Binding of certain growth factors and cytokines to the extracellular matrix. The figure highlights prominent interactions. Shown is a selection of relevant ECM binding factors (also discussed in the text) and their association with either heparan sulfate or collagen and their target cells. The liberation of ECM-stored biologically active growth factors and cytokines can either trigger (inflammatory) cells to further degrade ECM or promote excess ECM deposition by (myo)fibroblasts (as is the case with decorin/biglycan-bound transforming growth factor, TGF-β1). EGF, epidermal growth factor; FGF, fibroblast growth factor; HGF, hepatocyte growth factor; IL-2, interleukin-2; KGF, keratinocyte growth factor; OsM, oncostatin-M; PDGF, platelet-derived growth factor; VEGF, vascular endothelial growth factor.

Fig. 4.

Schematic representation of the high rate of extracellular matrix remodeling in fibrosis.

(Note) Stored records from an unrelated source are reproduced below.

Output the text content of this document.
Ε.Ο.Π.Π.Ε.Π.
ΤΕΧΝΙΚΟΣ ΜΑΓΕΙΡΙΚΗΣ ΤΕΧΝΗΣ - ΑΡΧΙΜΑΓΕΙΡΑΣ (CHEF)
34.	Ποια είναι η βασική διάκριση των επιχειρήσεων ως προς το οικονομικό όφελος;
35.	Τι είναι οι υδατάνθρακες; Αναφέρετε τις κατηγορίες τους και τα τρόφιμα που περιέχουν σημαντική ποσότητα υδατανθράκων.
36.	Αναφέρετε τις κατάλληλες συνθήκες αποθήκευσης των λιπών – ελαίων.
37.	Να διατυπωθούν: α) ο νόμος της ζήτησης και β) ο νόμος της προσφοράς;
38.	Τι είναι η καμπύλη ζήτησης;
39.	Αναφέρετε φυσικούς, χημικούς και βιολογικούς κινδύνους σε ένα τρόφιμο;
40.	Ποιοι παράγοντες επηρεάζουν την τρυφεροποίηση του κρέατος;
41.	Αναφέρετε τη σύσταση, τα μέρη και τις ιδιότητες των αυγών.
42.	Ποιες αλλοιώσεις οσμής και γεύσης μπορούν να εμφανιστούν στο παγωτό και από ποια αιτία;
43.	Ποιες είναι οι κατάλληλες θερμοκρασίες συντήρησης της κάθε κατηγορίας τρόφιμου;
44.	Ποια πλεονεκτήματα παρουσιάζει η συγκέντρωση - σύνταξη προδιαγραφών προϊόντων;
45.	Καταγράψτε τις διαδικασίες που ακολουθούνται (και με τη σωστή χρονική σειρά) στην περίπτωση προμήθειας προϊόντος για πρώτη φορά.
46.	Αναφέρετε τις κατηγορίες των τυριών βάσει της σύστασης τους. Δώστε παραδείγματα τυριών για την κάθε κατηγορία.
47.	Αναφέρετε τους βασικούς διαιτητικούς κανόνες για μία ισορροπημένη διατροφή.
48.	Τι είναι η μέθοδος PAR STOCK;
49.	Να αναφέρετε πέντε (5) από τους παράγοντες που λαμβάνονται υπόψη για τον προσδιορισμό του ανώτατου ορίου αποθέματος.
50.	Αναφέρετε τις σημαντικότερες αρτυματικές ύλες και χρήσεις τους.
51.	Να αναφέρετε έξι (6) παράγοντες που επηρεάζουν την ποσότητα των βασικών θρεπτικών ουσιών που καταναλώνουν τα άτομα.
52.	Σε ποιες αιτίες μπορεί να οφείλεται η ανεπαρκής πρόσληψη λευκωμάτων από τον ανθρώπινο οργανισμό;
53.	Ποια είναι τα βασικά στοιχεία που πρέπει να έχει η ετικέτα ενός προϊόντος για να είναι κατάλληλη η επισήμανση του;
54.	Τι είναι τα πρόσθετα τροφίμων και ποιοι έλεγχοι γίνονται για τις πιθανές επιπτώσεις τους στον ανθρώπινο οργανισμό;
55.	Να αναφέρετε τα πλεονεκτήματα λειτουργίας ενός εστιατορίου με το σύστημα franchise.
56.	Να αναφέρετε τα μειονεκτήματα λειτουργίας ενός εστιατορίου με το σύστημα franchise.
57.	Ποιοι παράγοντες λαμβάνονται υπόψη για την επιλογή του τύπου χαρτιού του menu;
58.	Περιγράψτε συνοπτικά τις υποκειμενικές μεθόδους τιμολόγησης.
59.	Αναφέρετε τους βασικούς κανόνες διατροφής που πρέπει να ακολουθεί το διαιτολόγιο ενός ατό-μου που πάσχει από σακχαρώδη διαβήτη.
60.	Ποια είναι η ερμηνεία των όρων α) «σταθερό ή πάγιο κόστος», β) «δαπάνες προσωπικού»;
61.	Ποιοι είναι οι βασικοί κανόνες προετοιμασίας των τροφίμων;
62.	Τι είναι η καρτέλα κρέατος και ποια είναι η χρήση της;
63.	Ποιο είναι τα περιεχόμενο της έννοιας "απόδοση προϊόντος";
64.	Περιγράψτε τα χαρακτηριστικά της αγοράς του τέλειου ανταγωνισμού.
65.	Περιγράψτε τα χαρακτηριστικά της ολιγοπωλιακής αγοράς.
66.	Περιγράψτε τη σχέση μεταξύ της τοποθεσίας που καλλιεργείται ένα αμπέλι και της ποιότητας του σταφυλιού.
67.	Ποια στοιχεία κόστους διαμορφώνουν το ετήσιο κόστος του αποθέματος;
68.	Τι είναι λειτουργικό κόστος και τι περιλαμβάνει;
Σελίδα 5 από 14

Healthy ECM consists of a network of fibers organized in a highly ordered fashion. During high matrix turnover, the ECM is degraded, leaving fragments of the ECM in the matrix and releasing other fragments into the circulation, while an accumulation of both new and already existing proteins occur, macroscopically described as fibrosis. ECM remodeling is a delicate equilibrium and a prerequisite for maintenance of a healthy tissue, in which senescent proteins are continuously degraded and replaced by new ones. This delicate balance is disturbed in fibrotic diseases, resulting in an increased ECM turnover (both formation and degradation). Thus a subset of pathological proteases is overexpressed in the affected tissue, resulting in the release of protease-specific fragments of signature proteins of the fibrotic ECM, referred to as protein fingerprints or neoepitopes. These fragments may be used as early diagnostic or prognostic serological markers of tissue degradation and in part formation. PTMs, posttranslational modifications. [From Karsdal et al. (164).]

Fig. 5.

Type VI collagen as autoparacrine and paracrine activator of fibrogenesis. Type VI collagen microfibrils serve as sensor of early tissue injury and ECM destruction, usually initiated by release of ECM-degrading proteases like the MMPs by inflammatory cells. The generated proteolytic fragments activate type VI collagen receptors on (myo)fibroblasts that promote their fibrogenic activation, in part via integrins, focal adhesion kinase, and mitogen-activated kinase (Erk1 and Erk2) activation. There is also coactivation of the mitogenic PDGF-α receptor. The activated myofibroblasts then enhance their deposition of ECM components, including intact type VI collagen, whose ongoing degradation maintains a fibrogenic wound-healing response.